Datos y observaciones

Investigadores de varias regiones, incluidas Nueva York, Irlanda y Ontario, han observado la tendencia de BA.3.2 que afecta a los niños, específicamente a los de entre 3 y 15 años. Sin embargo, los funcionarios de salud señalan que, si bien estos patrones son visibles en los datos actuales, todavía están esperando una confirmación formal a través de publicaciones revisadas por pares.

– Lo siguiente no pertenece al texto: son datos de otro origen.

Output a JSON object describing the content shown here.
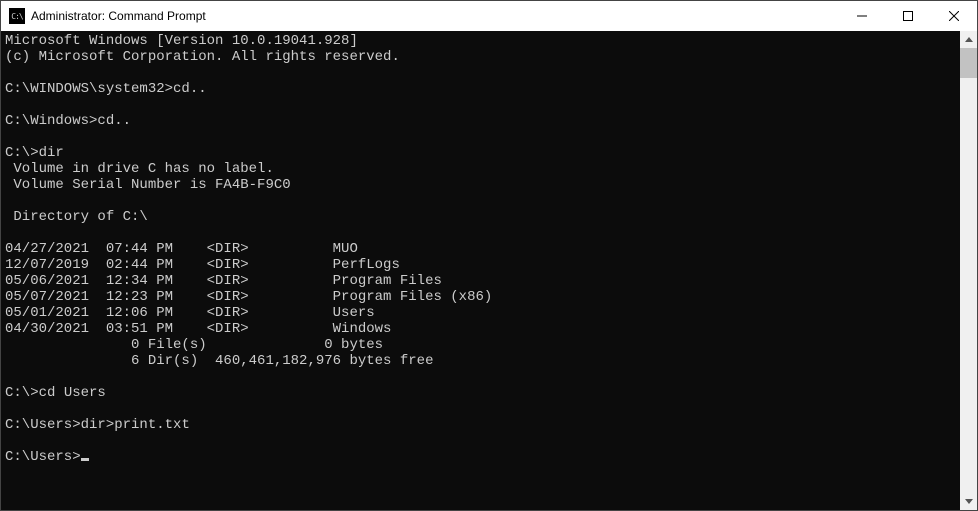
{
  "titlebar": {
    "icon_text": "C:\\",
    "title": "Administrator: Command Prompt"
  },
  "terminal": {
    "header1": "Microsoft Windows [Version 10.0.19041.928]",
    "header2": "(c) Microsoft Corporation. All rights reserved.",
    "blank": "",
    "p1_prompt": "C:\\WINDOWS\\system32>",
    "p1_cmd": "cd..",
    "p2_prompt": "C:\\Windows>",
    "p2_cmd": "cd..",
    "p3_prompt": "C:\\>",
    "p3_cmd": "dir",
    "vol1": " Volume in drive C has no label.",
    "vol2": " Volume Serial Number is FA4B-F9C0",
    "dir_of": " Directory of C:\\",
    "rows": [
      "04/27/2021  07:44 PM    <DIR>          MUO",
      "12/07/2019  02:44 PM    <DIR>          PerfLogs",
      "05/06/2021  12:34 PM    <DIR>          Program Files",
      "05/07/2021  12:23 PM    <DIR>          Program Files (x86)",
      "05/01/2021  12:06 PM    <DIR>          Users",
      "04/30/2021  03:51 PM    <DIR>          Windows"
    ],
    "sum1": "               0 File(s)              0 bytes",
    "sum2": "               6 Dir(s)  460,461,182,976 bytes free",
    "p4_prompt": "C:\\>",
    "p4_cmd": "cd Users",
    "p5_prompt": "C:\\Users>",
    "p5_cmd": "dir>print.txt",
    "p6_prompt": "C:\\Users>"
  }
}
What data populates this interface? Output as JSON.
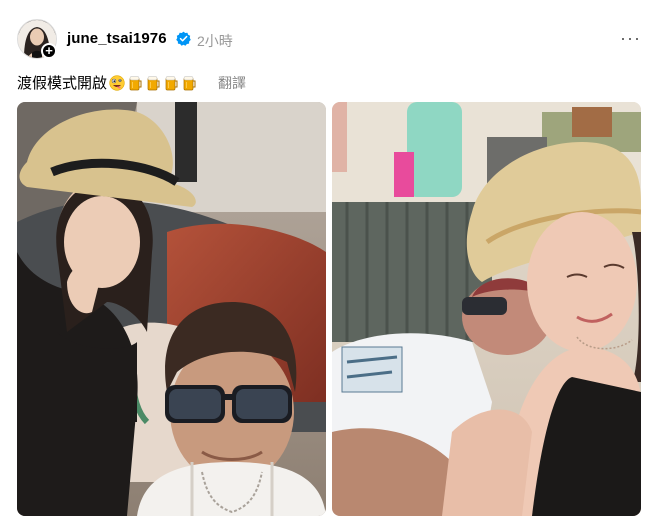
{
  "post": {
    "username": "june_tsai1976",
    "timestamp": "2小時",
    "caption": "渡假模式開啟",
    "caption_emojis": [
      "crazy-face-emoji",
      "beer-mug-emoji",
      "beer-mug-emoji",
      "beer-mug-emoji",
      "beer-mug-emoji"
    ],
    "translate_label": "翻譯",
    "more_label": "···"
  },
  "icons": {
    "verified": "verified-badge-icon",
    "follow": "plus-icon",
    "more": "more-options-icon"
  },
  "colors": {
    "verified_blue": "#0095f6",
    "muted_text": "#999999"
  }
}
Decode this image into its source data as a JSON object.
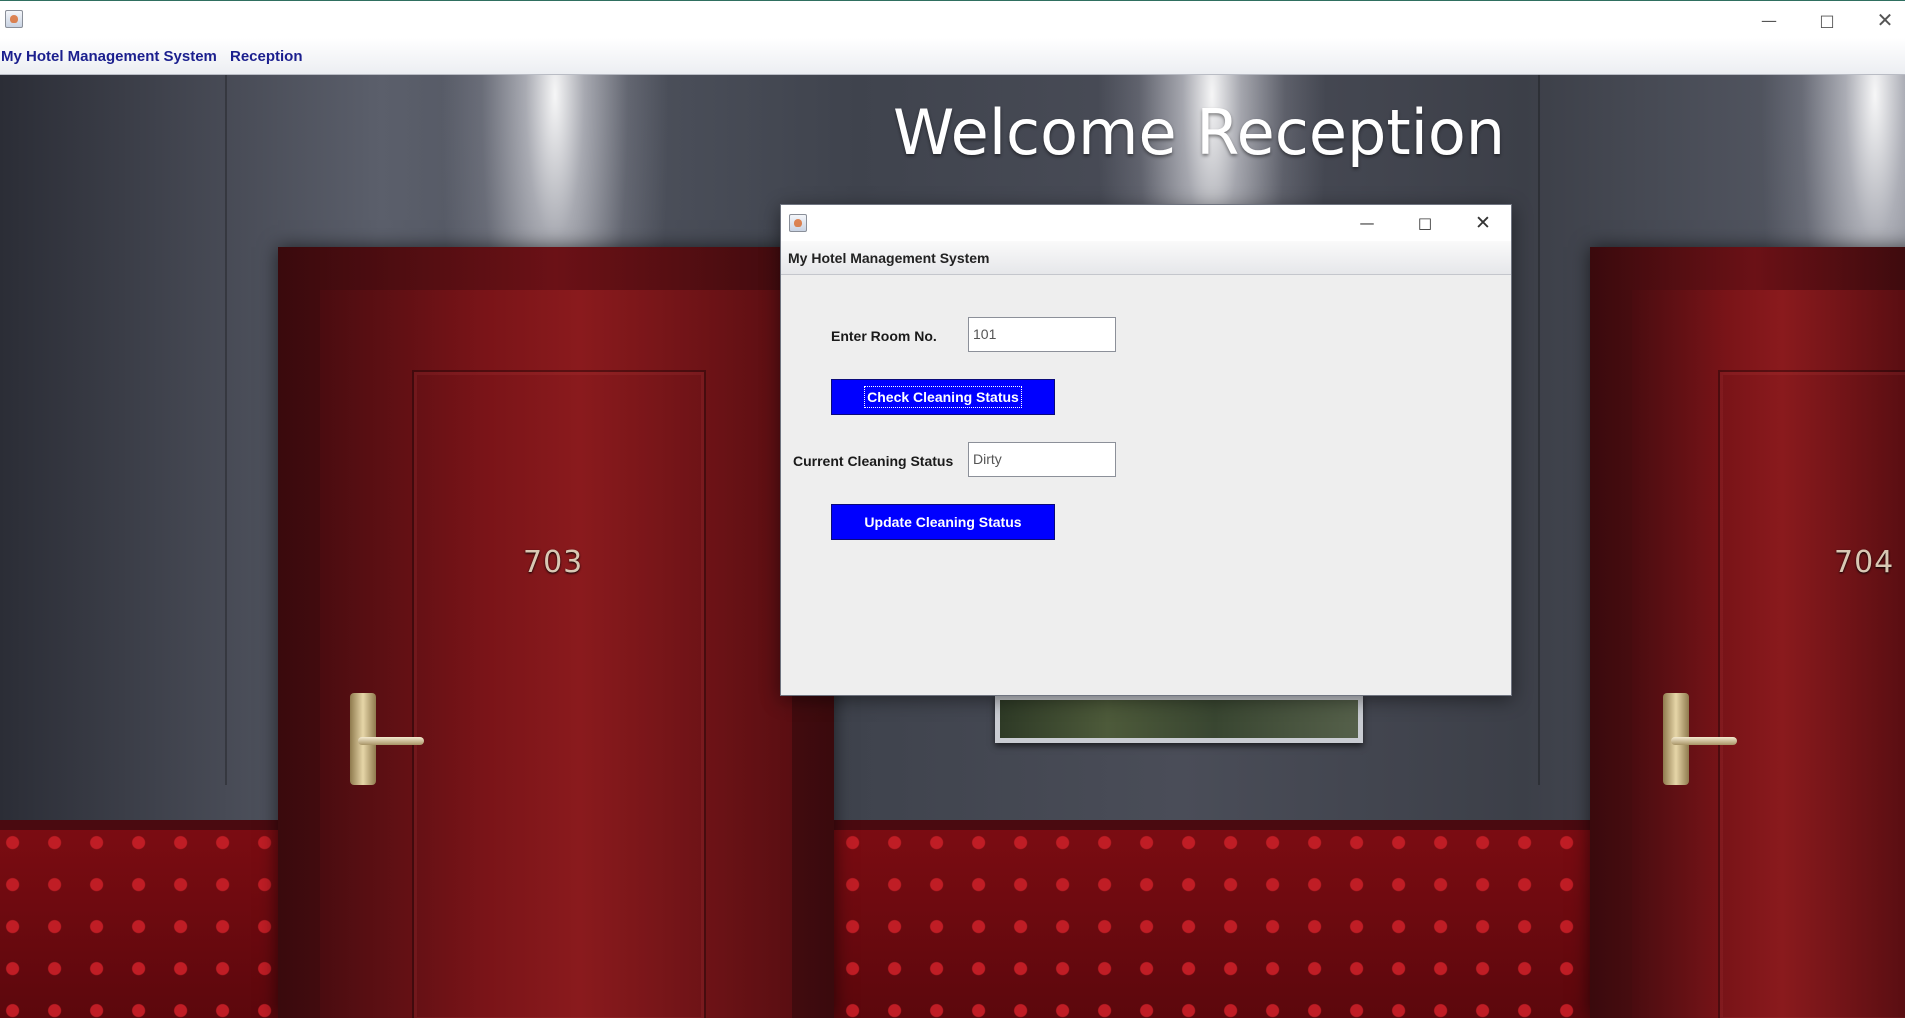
{
  "window": {
    "minimize_icon": "minimize-icon",
    "maximize_icon": "maximize-icon",
    "close_icon": "close-icon"
  },
  "menubar": {
    "items": [
      {
        "label": "My Hotel Management System"
      },
      {
        "label": "Reception"
      }
    ]
  },
  "scene": {
    "heading": "Welcome Reception",
    "door_left_number": "703",
    "door_right_number": "704"
  },
  "dialog": {
    "menu_title": "My Hotel Management System",
    "room_label": "Enter Room No.",
    "room_value": "101",
    "check_button": "Check Cleaning Status",
    "status_label": "Current Cleaning Status",
    "status_value": "Dirty",
    "update_button": "Update Cleaning Status"
  },
  "colors": {
    "button_bg": "#0000ff",
    "menu_text": "#1b1f8e"
  }
}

Actualmente, las tasas de vacunación para las inyecciones más recientes de COVID-19 siguen siendo bajas entre los jóvenes; Los datos de los CDC muestran que solo el 9,3% de los niños han recibido la vacuna 2025-2026. Si bien la vacuna actual puede ofrecer una protección ligeramente menor contra esta variante específica en comparación con otras, los médicos enfatizan que sigue siendo vital para reducir el riesgo de enfermedad grave y muerte.

Cómo proteger a su familia

Aunque las tasas generales de COVID-19 siguen siendo bajas, los expertos recomiendan mantener prácticas estándar de higiene y prevención para controlar la propagación de la cigarra, la gripe y otros virus estacionales.

Acciones recomendadas:
1. Controle los síntomas: Esté atento a fiebre, tos, congestión o dolores corporales. Si un niño tiene una condición médica subyacente, comuníquese con un proveedor de atención médica inmediatamente después de la aparición de los síntomas.
2. Prueba de precisión: Si aparecen síntomas, se recomienda realizar pruebas tanto de COVID-19 como de gripe para garantizar el tratamiento correcto.
3. Practique la higiene: Lavarse las manos con frecuencia sigue siendo una de las herramientas más eficaces contra la transmisión.
4. Quédese en casa: Si un niño no se encuentra bien, manténgalo en casa y no vaya a la escuela para evitar una mayor propagación.
5. Conciencia social: Cuando asista a eventos grupales, como fiestas de cumpleaños, verifique la salud de los demás asistentes para minimizar los riesgos de exposición.

Resumen

Si bien la variante “cigarra” es más frecuente entre los niños debido a su entorno social y al desarrollo de su inmunidad, no representa un mayor riesgo de enfermedad grave. Mantener las vacunas de rutina y las prácticas de higiene sigue siendo la mejor defensa a medida que el COVID-19 se convierte en un elemento de fondo más permanente de la salud pública.